Words in a sentence tend to have dependencies between each other. A n-grams consider n consecutive words as 1 token and tabulate the frequency of each unique token. A bigram, where n = 2, will consider the frequency of 2 consecutive words in the text dataset.
bigram_df <- sdf %>% unnest_tokens(bigram ,text, token = "ngrams", n = 2)
print(bigram_df)
## # A tibble: 8,596,713 x 3
## line dataType bigram
## <int> <chr> <chr>
## 1 1 blogs in the
## 2 1 blogs the years
## 3 1 blogs years thereafter
## 4 1 blogs thereafter most
## 5 1 blogs most of
## 6 1 blogs of the
## 7 1 blogs the oil
## 8 1 blogs oil fields
## 9 1 blogs fields and
## 10 1 blogs and platforms
## # ... with 8,596,703 more rows
count_bigram_df <- bigram_df %>% count(bigram, sort = T)
print(count_bigram_df)
## # A tibble: 2,465,003 x 2
## bigram n
## <chr> <int>
## 1 of the 41779
## 2 in the 37549
## 3 to the 19419
## 4 on the 17789
## 5 for the 16508
## 6 to be 14329
## 7 at the 12614
## 8 and the 12512
## 9 in a 10986
## 10 with the 9981
## # ... with 2,464,993 more rows
We start by separating the bigram into word1 and word2. After removing the stop words, we filter out only the top few most frequent bigram and visualize it using a function provided by Julia Silge and David Robinson and the R package ggraph.
sep_df <- bigram_df %>% separate(bigram, c("word1", "word2"), sep = " ")
bigram_filtered <- sep_df %>%
filter(!word1 %in% stop_words$word) %>%
filter(!word2 %in% stop_words$word)
bigram_count <- bigram_filtered %>% count(word1, word2, sort = T)
bigram_graph <- bigram_count %>% filter(n > 200)
print(bigram_graph)
## Source: local data frame [41 x 3]
## Groups: word1 [33]
##
## # A tibble: 41 x 3
## word1 word2 n
## <chr> <chr> <int>
## 1 st louis 1048
## 2 1 2 799
## 3 los angeles 645
## 4 san francisco 562
## 5 30 p.m 482
## 6 health care 471
## 7 happy birthday 414
## 8 san diego 392
## 9 social media 386
## 10 ice cream 355
## # ... with 31 more rows
visualize_bigrams <- function(bigrams) {
set.seed(2000)
a <- grid::arrow(type = "closed", length = unit(.15, "inches"))
bigrams %>%
graph_from_data_frame() %>%
ggraph(layout = "fr") +
geom_edge_link(aes(edge_alpha = n), show.legend = FALSE, arrow = a) +
geom_node_point(color = "lightblue", size = 5) +
geom_node_text(aes(label = name), vjust = 1, hjust = 1) +
theme_void()
}
bigram_graph %>% visualize_bigrams()
We observed a few very obvious bigrams which have very high frequency from the plot above.

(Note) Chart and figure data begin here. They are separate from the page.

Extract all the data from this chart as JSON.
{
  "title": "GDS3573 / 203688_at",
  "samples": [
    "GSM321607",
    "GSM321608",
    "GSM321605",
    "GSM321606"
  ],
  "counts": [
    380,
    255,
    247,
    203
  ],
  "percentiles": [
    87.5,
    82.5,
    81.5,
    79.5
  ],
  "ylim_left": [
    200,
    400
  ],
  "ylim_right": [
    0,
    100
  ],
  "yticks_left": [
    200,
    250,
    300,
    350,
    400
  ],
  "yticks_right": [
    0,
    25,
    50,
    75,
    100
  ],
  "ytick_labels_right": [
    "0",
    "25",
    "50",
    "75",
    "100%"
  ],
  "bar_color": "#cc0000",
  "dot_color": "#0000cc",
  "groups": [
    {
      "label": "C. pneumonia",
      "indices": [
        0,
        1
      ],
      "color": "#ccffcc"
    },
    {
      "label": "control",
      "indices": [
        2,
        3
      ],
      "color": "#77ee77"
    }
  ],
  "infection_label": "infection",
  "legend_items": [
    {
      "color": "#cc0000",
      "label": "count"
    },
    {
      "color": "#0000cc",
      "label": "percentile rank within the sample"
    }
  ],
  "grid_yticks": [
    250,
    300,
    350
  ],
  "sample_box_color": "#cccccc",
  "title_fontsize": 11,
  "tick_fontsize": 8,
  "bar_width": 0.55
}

For example, “ice cream”, “happy birthday”, “vice president” and others. We also noticed the need to create trigrams (n = 3) and higher order n-grams, to take into consideration of words such as “chief executive director” and “york city council” which could stands for “new york city council”.
The next step is to create a prediction algorithm based on Stupid Backoff Model, as Kantz Backoff Model is slightly more difficult to code than Stupid Backoff Model. Trigram will be created and added for better accuracy.
Ultimately, the Shiny App shall predict the next word as the user types a sentence.